Following the Executive Board discussion on Ghana, Ms. Kristalina Georgieva, Managing Director, issued the following statement:
“The combination of large external shocks and preexisting fiscal and debt vulnerabilities precipitated a deep economic and financial crisis in Ghana. In response, the authorities have launched a comprehensive reform program, to be supported by the ECF-arrangement. It is focused on restoring macroeconomic stability and debt sustainability as well as implementing wide-ranging reforms to build resilience and lay the foundation for stronger and more inclusive growth. Capacity development and continued support by development partners would be critical for the successful implementation of the authorities’ program.
“Fiscal consolidation is a core element of the program. A substantial and front-loaded fiscal adjustment has started with the 2023 budget. Enhanced revenue and streamlined expenditure will be combined with policies to protect vulnerable households and create room for higher social and development spending in the medium term. With a view to fostering lasting fiscal discipline, the authorities are also advancing reforms to enhance domestic revenue mobilization, strengthen public financial management, and tackle the deep challenges in the energy and cocoa sectors. The government has also launched a comprehensive debt restructuring, including both domestic and external debt, to place debt on a sustainable path. Effective collaboration by all parties involved would be critical.
“Preserving financial sector stability is critical for the success of the program. Given the adverse impact of the domestic debt restructuring on balance sheets of financial institutions, the authorities will devise and implement a comprehensive strategy to rapidly rebuild financial institutions’ buffers and exit from temporary regulatory forbearance measures.
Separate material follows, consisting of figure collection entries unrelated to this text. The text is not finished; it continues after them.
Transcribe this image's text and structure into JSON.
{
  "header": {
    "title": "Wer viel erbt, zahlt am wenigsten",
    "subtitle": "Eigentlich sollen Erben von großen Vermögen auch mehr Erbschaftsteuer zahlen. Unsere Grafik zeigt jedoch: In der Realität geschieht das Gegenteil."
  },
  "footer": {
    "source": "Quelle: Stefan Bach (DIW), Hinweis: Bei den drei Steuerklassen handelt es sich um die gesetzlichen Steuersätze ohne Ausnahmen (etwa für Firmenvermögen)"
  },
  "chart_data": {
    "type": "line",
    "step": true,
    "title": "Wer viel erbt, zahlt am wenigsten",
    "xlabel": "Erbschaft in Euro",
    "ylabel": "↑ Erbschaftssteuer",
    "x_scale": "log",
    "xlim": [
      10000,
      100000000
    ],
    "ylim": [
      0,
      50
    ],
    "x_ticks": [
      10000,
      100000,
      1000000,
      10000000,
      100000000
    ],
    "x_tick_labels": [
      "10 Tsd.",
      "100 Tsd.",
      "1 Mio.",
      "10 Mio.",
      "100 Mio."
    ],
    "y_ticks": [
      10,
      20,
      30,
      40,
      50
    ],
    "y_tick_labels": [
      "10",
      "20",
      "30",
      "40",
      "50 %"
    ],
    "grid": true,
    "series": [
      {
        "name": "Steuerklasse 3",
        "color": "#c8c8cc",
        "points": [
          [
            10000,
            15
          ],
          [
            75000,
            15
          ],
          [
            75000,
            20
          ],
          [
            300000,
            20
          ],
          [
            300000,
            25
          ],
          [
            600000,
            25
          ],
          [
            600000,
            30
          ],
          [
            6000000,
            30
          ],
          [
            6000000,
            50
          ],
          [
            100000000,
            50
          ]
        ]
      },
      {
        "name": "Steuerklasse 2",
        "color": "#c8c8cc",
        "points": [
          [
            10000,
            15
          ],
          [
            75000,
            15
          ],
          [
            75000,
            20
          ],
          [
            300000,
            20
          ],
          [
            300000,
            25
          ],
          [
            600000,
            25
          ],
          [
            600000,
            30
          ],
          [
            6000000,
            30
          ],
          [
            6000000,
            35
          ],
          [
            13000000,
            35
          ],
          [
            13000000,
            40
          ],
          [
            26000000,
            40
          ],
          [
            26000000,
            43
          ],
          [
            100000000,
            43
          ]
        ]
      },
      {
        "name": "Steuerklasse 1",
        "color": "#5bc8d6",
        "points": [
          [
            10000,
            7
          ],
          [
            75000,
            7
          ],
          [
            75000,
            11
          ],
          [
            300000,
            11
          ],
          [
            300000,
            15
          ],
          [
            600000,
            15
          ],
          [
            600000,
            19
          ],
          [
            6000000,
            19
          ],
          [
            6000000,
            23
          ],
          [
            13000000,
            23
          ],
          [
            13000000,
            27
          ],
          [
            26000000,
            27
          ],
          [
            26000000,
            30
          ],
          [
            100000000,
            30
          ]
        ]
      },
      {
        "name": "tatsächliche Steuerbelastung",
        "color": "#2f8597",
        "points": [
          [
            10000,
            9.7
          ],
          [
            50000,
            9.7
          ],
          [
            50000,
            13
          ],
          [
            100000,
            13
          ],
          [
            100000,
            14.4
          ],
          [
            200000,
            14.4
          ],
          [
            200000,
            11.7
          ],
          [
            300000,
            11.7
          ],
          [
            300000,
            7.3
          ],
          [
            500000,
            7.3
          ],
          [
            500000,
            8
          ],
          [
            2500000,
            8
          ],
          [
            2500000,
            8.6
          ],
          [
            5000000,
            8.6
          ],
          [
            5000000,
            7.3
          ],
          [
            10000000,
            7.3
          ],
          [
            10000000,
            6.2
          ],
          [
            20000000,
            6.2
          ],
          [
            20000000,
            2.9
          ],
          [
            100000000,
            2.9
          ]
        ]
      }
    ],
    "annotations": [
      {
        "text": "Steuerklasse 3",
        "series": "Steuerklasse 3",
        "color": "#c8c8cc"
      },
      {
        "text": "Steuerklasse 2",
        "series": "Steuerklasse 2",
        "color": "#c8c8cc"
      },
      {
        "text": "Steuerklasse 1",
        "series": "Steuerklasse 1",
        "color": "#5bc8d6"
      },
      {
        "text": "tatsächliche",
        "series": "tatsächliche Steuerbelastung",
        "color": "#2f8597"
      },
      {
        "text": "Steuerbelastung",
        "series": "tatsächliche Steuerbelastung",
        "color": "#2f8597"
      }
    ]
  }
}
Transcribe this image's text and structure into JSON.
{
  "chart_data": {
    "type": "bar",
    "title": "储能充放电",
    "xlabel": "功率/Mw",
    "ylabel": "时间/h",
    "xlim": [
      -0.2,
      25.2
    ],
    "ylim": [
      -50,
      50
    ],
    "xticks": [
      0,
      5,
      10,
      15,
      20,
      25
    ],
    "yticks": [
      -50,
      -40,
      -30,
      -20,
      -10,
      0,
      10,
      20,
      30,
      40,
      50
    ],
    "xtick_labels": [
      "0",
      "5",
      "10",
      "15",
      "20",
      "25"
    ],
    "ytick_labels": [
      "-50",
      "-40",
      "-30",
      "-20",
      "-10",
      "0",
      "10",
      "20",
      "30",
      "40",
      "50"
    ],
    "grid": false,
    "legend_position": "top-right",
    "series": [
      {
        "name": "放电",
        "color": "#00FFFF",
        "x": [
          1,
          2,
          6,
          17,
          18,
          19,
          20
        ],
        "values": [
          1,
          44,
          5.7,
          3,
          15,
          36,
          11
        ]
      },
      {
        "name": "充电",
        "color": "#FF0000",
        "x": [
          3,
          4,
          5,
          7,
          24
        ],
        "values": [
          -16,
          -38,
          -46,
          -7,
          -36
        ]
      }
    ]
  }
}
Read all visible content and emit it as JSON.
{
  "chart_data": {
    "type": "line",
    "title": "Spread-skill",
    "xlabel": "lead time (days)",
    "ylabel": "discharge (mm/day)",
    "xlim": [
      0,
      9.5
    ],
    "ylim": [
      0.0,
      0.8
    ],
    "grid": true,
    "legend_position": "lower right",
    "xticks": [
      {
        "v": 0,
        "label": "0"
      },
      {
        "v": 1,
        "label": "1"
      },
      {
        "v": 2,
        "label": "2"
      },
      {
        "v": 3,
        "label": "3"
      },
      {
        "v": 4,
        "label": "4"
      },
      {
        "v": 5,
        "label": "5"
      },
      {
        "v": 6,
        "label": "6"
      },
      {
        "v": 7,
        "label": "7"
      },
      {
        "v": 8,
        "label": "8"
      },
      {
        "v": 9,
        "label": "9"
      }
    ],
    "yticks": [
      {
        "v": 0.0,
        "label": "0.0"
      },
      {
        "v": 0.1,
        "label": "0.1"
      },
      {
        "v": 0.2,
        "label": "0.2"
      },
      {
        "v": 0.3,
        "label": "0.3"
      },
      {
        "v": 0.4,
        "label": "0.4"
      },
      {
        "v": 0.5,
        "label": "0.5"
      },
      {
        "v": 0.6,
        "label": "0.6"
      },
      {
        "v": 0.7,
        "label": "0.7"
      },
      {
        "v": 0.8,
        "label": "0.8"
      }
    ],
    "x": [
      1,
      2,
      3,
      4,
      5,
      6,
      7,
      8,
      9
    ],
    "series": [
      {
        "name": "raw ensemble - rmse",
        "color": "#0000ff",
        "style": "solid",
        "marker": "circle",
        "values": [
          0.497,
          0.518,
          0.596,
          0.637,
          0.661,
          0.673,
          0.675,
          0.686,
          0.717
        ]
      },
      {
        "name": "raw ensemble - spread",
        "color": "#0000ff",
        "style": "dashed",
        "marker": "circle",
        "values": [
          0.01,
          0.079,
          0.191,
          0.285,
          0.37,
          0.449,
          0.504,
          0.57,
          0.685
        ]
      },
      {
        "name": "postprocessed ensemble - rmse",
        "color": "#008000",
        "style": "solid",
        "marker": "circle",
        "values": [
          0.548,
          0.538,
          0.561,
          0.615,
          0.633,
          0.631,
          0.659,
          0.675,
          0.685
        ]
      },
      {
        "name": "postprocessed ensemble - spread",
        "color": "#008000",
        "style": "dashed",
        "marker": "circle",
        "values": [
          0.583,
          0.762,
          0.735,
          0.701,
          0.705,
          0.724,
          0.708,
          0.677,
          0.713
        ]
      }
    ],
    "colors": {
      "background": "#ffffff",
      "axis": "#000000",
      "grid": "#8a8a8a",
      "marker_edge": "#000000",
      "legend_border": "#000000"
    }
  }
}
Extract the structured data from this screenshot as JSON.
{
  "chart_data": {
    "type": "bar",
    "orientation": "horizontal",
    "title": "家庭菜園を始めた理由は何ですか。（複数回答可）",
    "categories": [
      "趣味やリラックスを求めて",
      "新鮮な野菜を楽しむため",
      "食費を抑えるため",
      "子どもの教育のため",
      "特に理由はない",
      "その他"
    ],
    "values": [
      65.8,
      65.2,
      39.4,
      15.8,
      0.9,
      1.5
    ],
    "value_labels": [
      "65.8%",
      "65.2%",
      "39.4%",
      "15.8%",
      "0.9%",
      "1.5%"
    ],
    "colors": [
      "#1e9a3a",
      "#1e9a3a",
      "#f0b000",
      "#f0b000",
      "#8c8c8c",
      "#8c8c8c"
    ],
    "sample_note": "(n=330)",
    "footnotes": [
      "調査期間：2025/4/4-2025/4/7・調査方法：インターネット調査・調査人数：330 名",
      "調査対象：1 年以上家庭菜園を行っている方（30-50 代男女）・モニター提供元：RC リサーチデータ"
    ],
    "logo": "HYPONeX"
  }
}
“Monetary and exchange rate policies under the program will focus on reining in inflation and rebuilding foreign reserve buffers. The Bank of Ghana will continue tightening monetary policy until inflation is on a firmly declining path and will eliminate monetary financing of the budget. The central bank will also enhance exchange rate flexibility and limit foreign exchange interventions to rebuild external buffers.
“An ambitious structural reform agenda is being put in place to reinvigorate private sector-led growth by improving the business environment, governance, and productivity.”